At a hearing this week with administration and Fed regulators, Senator Sherrod Brown, Democrat of Ohio and chairman of the Banking Committee, said he planned to introduce similar legislation.
Those plans face a murky future in Congress, where Republicans control the House and have signaled little appetite to increase bank regulation. In recent weeks, Republican lawmakers have sought to blame the banks’ failure on distracted executives and on insufficiently stringent supervision by bank examiners at the Federal Reserve.
Mr. Biden hinted earlier this week that he was considering additional requests to strengthen bank oversight, while saying that the financial system had safely weathered the turmoil.
“It’s pretty much under control now,” Mr. Biden said Tuesday. “It remains to be seen, but we’re looking to see whether it needs any further legislation.”

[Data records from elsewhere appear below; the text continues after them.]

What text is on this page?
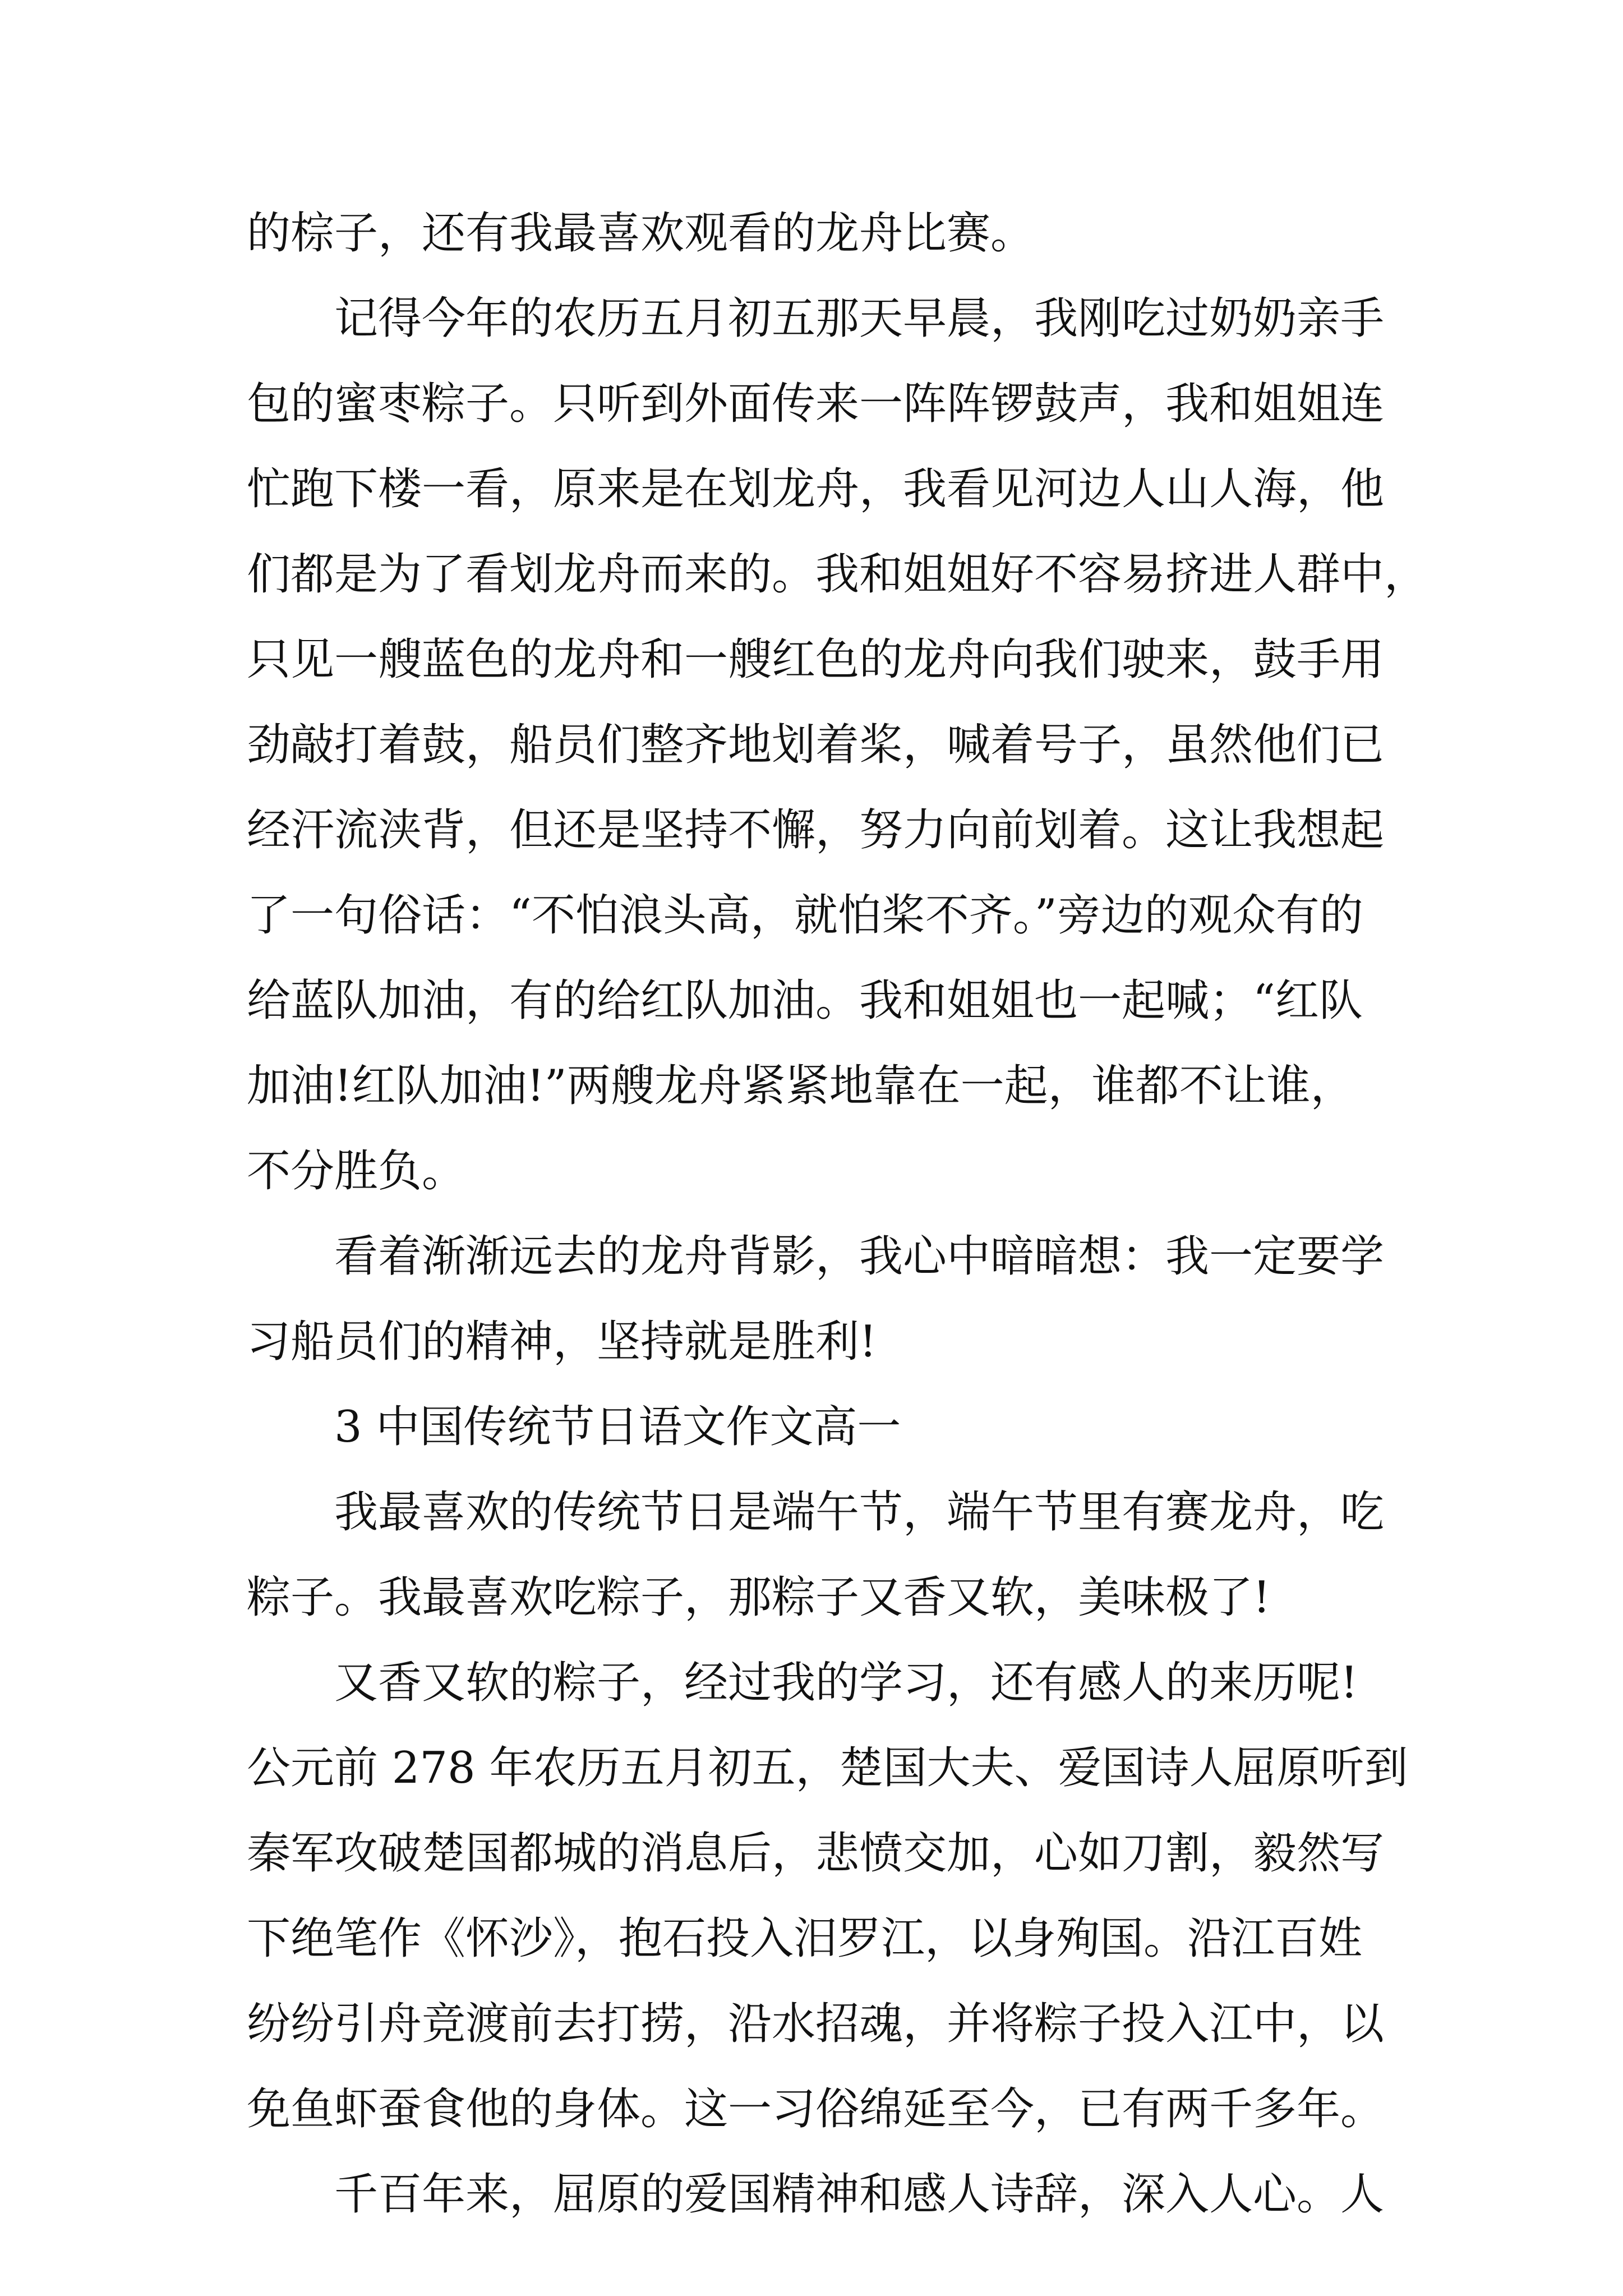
的棕子，还有我最喜欢观看的龙舟比赛。

记得今年的农历五月初五那天早晨，我刚吃过奶奶亲手

包的蜜枣粽子。只听到外面传来一阵阵锣鼓声，我和姐姐连

忙跑下楼一看，原来是在划龙舟，我看见河边人山人海，他

们都是为了看划龙舟而来的。我和姐姐好不容易挤进人群中，

只见一艘蓝色的龙舟和一艘红色的龙舟向我们驶来，鼓手用

劲敲打着鼓，船员们整齐地划着桨，喊着号子，虽然他们已

经汗流浃背，但还是坚持不懈，努力向前划着。这让我想起

了一句俗话：“不怕浪头高，就怕桨不齐。”旁边的观众有的

给蓝队加油，有的给红队加油。我和姐姐也一起喊；“红队

加油!红队加油!”两艘龙舟紧紧地靠在一起，谁都不让谁，

不分胜负。

看着渐渐远去的龙舟背影，我心中暗暗想：我一定要学

习船员们的精神，坚持就是胜利!

3 中国传统节日语文作文高一

我最喜欢的传统节日是端午节，端午节里有赛龙舟，吃

粽子。我最喜欢吃粽子，那粽子又香又软，美味极了!

又香又软的粽子，经过我的学习，还有感人的来历呢!

公元前 278 年农历五月初五，楚国大夫、爱国诗人屈原听到

秦军攻破楚国都城的消息后，悲愤交加，心如刀割，毅然写

下绝笔作《怀沙》，抱石投入汨罗江，以身殉国。沿江百姓

纷纷引舟竞渡前去打捞，沿水招魂，并将粽子投入江中，以

免鱼虾蚕食他的身体。这一习俗绵延至今，已有两千多年。

千百年来，屈原的爱国精神和感人诗辞，深入人心。人
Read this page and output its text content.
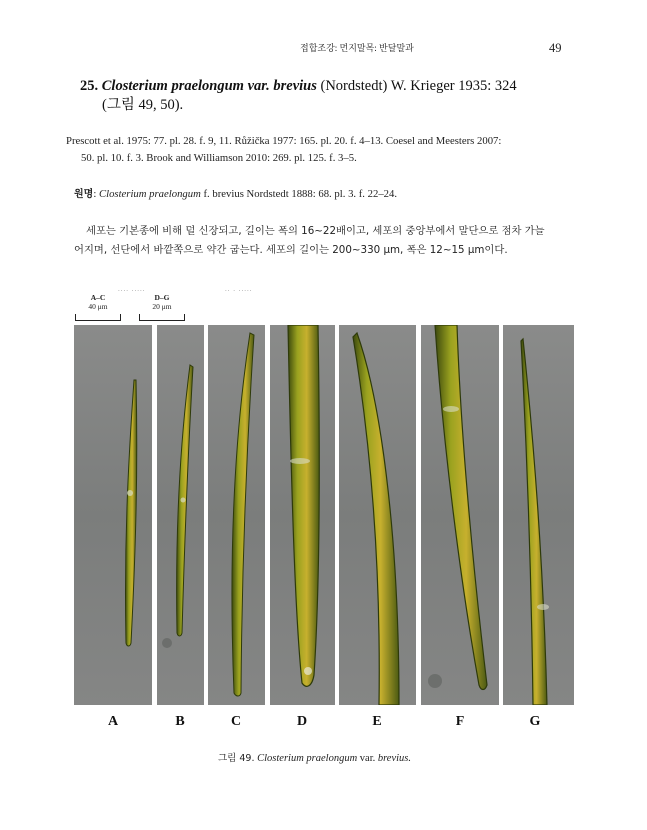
접합조강: 먼지말목: 반달말과	49
25. Closterium praelongum var. brevius (Nordstedt) W. Krieger 1935: 324
(그림 49, 50).
Prescott et al. 1975: 77. pl. 28. f. 9, 11. Růžička 1977: 165. pl. 20. f. 4–13. Coesel and Meesters 2007:
50. pl. 10. f. 3. Brook and Williamson 2010: 269. pl. 125. f. 3–5.
원명: Closterium praelongum f. brevius Nordstedt 1888: 68. pl. 3. f. 22–24.
세포는 기본종에 비해 덜 신장되고, 길이는 폭의 16~22배이고, 세포의 중앙부에서 말단으로 점차 가늘
어지며, 선단에서 바깥쪽으로 약간 굽는다. 세포의 길이는 200~330 μm, 폭은 12~15 μm이다.
A–C
40 μm
D–G
20 μm
.... .....	.. . .....
A	B	C	D	E	F	G
그림 49. Closterium praelongum var. brevius.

Other top administration officials have also said that Congress would likely need to strengthen financial regulations.
“I absolutely think that it’s appropriate to conduct a very thorough review of what factors were responsible for the failure of these banks,” Janet L. Yellen, the Treasury secretary, told a Senate committee last week. “Certainly we should be reconsidering what we need to shore up regulation to prevent this.”
Mr. Biden has kept a mostly low profile on the issue after giving brief remarks the day after the depositor rescue was announced. At public events, he has highlighted his administration’s efforts to invest in manufacturing and infrastructure, and allowed Ms. Yellen and others to reassure investors and consumers.
In an interview on Thursday, the outgoing chair of Mr. Biden’s Council of Economic Advisers, Cecilia Rouse, said the financial system is stabilizing after being shaken by Silicon Valley Bank.
“I think there’s clearly a lot of understanding of what happened" to the failed banks and how lawmakers can and should improve financial regulations, Dr. Rouse said. “We have a lot more tools than we did before the 2008 financial crisis,” she added. “I don’t think we’re done yet. But it’s no question that we’re seeing that the situation has made huge improvements from where it was a week or two ago.”